Incapable de dégager des économies budgétaires suffisantes, amalgamant au passage la diminution des dépenses publiques avec celle des dépenses fiscales, c’est-à-dire avec l’augmentation déguisée des prélèvements obligatoires à travers la suppression de niches fiscales, le gouvernement s’apprêterait à reporter plusieurs baisses d’impôts, en particulier la suppression de la cotisation sur la valeur ajoutée des entreprises (CVAE).
Pour rappel, la loi de finances pour 2023 avait prévu de supprimer totalement la CVAE à compter de l’exercice 2024, après une réduction de moitié en 2023 (soit une baisse d’impôt pour les entreprises de l’ordre de 4 milliards d’euros en 2023 et, de nouveau, 4 milliards d’euros en 2024). Or, la suppression de la seconde moitié de CVAE devrait être reportée en 2025, ou à tout le moins étalée sur deux ans (soit 2 milliards d’euros en 2024, et derechef 2 milliards d’euros en 2025).
Cet impôt économique local a le mérite de concourir à l’autonomie fiscale des collectivités locales, en incitant les élus, par leurs actions politiques, à attirer les activités économiques créatrices de potentiel fiscal. De ce point de vue, on peut déplorer la poursuite du processus de recentralisation de la fiscalité locale, et par conséquent la déresponsabilisation des élus locaux qu’entraîne le remplacement de la CVAE, perçue aujourd’hui par le bloc communal et les départements, par un impôt d’État, en l’occurrence la TVA. Reste que la CVAE a pour effet de majorer les coûts de production des entreprises et de nuire à leur productivité, au détriment de la croissance économique.
Le revirement annoncé, même partiel, même temporaire, ne peut que nuire à la clarté et à la sécurité juridique des chefs d’entreprises. L’État ne peut espérer dynamiser la croissance en trompant la confiance des agents économiques et en manquant à sa parole, dès que l’occasion se présente. Une politique fiscale favorable à la productivité, et donc à la croissance économique, commande de tenir dans la durée les engagements pris préalablement. Car s’il est un aspect de la législation fiscale qui décourage les entrepreneurs et leurs décisions d’investissements, c’est bien son caractère erratique et cette épée de Damoclès qui pèse constamment au-dessus de leurs têtes. Les entrepreneurs ont engagé certaines opérations en considération de la suppression d’impôt annoncée à l’automne 2022. Revenir sur cette décision, fût-ce provisoirement, ne peut qu’altérer la confiance des entreprises dans la politique fiscale conduite par l’Exécutif, et in fine affecter le processus de créations de richesses.
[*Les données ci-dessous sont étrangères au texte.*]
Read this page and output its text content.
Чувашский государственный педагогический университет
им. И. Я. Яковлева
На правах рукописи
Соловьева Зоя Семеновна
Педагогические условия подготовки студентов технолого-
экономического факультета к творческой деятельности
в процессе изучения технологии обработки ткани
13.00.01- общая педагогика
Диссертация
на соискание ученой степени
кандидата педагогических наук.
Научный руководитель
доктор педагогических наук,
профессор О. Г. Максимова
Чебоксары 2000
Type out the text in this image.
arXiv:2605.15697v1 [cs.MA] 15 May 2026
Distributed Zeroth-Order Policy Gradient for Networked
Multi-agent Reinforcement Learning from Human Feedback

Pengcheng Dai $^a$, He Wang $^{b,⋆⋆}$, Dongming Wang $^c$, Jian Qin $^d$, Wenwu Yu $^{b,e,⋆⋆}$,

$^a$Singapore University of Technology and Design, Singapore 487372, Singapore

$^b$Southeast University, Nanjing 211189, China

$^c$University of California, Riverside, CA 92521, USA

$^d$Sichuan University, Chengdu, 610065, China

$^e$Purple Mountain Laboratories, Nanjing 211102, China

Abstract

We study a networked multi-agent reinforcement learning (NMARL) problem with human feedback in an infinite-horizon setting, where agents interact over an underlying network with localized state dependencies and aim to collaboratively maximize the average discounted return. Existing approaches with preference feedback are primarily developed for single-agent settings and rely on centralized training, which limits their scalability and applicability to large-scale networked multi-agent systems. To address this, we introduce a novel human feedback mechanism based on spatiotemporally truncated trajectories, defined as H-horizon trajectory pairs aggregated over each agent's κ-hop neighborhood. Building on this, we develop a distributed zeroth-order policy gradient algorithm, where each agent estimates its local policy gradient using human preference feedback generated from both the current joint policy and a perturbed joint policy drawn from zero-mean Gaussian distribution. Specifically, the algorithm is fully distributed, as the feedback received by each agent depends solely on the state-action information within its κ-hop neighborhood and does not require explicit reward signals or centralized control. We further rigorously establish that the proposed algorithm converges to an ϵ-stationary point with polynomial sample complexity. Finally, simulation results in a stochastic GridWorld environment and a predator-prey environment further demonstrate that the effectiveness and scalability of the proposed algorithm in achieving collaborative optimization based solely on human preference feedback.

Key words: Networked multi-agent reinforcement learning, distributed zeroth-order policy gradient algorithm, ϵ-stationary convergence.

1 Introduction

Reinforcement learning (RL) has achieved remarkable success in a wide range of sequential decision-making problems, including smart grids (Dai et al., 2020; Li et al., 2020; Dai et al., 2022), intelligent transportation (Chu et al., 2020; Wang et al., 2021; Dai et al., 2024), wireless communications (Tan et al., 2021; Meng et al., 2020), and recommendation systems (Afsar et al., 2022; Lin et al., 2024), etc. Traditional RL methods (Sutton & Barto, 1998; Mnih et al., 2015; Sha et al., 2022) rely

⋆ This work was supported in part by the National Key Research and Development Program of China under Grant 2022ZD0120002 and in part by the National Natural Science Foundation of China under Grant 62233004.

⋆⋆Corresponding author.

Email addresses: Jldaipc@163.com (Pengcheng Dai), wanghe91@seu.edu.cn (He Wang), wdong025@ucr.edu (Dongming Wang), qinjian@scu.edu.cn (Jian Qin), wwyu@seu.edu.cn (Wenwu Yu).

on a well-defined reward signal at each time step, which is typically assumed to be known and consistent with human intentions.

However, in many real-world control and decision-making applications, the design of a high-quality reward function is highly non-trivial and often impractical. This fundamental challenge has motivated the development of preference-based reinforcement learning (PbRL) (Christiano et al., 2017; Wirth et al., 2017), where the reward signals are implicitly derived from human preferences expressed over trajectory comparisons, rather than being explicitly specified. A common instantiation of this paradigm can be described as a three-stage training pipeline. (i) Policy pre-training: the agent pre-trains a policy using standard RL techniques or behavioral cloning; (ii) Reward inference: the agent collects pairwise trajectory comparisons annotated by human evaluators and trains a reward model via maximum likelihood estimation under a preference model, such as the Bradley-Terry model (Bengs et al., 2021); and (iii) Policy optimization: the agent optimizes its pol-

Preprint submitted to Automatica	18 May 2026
Et c’est bien là où le bât blesse : c’est au nom de la priorité donnée à la réduction des déficits publics que le gouvernement envisage de différer la suppression effective de la CVAE. C’est inverser ici les causes et les conséquences. Si nos finances publiques sont lourdement déséquilibrées, c’est précisément en raison d’une croissance atone, liée en large part à un excès de dépenses publiques improductives financées par des prélèvements obligatoires eux-mêmes à l’origine d’importantes distorsions productives, au rang desquelles il convient de classer les impôts de production comme la CVAE. Or, on sait en économie politique que les multiplicateurs d’activité associés aux baisses d’impôts sont d’autant plus significatifs que la fiscalité est lourde et que les baisses d’impôts se concentrent sur les prélèvements obligatoires les plus « distorsifs », c’est-à-dire les plus nuisibles à l’activité économique. Même s’ils ne sont pas toujours suffisants pour autofinancer les réductions d’impôts, les effets stimulants des baisses d’impôts pesant sur la production n’en sont pas moins d’une ampleur telle qu’ils permettent, à terme, d’absorber leur coût budgétaire initial, et même d’avoir un effet potentiellement positif sur la résorption des déficits publics.
Bref, s’il est évident que la diminution des déficits publics représente une priorité aujourd’hui, il est moins évident en revanche que cet objectif puisse être satisfait à l’aide de reports des baisses d’impositions. À dépense constante, une recette fiscale accrue permet certes de réduire les déficits. Mais en tirer la conclusion qu’un report des baisses d’impôts ferait l’affaire constitue un mauvais calcul ignorant les effets en retour d’une baisse de la fiscalité sur le niveau des recettes. Pour assainir durablement ses finances publiques, la France n’a pas d’autre alternative que de baisser ses dépenses les plus improductives et ses impôts les plus distorsifs.